There is one prominent NGO in human rights advocacy whose founder has remained its only and now longest serving CEO since formation, upon being discharged from Luzira prison where he served sentence on embezzlement charges as a district land officer. So, when CSOs like CEDU, International Alert, Chapter Four, Gliss, ActionAid, Hurinet, Uganda Land Alliance, Anti-Corruption Coalition-Uganda, and UHRI are kicking dust while crying foul, amidst the emerging scandal, they get sympathy.

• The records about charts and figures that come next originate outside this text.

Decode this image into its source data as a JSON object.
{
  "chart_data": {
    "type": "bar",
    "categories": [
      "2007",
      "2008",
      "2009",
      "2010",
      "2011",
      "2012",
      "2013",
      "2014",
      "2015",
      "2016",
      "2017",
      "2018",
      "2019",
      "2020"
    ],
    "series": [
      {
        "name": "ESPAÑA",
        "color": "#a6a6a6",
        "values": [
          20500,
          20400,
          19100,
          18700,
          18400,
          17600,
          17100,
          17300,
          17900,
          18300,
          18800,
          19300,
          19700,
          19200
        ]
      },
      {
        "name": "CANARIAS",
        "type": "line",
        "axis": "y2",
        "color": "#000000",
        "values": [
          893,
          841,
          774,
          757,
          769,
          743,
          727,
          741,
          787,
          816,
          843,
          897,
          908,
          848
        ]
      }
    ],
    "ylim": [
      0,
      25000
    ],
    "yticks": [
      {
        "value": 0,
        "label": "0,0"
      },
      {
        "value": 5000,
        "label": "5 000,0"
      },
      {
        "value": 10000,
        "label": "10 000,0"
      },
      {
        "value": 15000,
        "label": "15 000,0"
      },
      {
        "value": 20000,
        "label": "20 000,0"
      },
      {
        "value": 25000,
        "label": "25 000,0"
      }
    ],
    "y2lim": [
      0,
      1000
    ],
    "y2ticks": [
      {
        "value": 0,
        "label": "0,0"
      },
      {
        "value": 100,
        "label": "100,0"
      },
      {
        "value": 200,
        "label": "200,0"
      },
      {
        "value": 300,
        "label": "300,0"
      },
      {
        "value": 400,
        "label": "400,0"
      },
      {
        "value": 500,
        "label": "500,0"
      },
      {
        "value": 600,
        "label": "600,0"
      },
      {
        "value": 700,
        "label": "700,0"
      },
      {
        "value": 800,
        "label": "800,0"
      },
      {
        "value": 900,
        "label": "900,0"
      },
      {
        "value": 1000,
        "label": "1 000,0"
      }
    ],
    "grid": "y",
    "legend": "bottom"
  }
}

Many people have flocked into the NGO world as a source of living and hence unhealthy competition driven by intrigue to obtain cheap favours from would-be donors, thus engendering impunity, lack of transparency, bribery, kickbacks, and mutual back-scratching. The DGF political interests, especially regime change in Uganda, means there are favoured CSOs that take first attention and bigger perks, fueling further suspicion and intrigue. Indeed many CSO leaders are cowardly political partisans taking refuge there, while others are using that platform as a springboard into future elective positions. There are accusations, that DGF officials even swap work plans, and demand kick-backs in order to approve budgets and false accountabilities. Their current feuding in the media, has been simmering underneath for while, as they bribed the mainstream media from exposing publicly them until the innocuous Mulengera online publication busted them.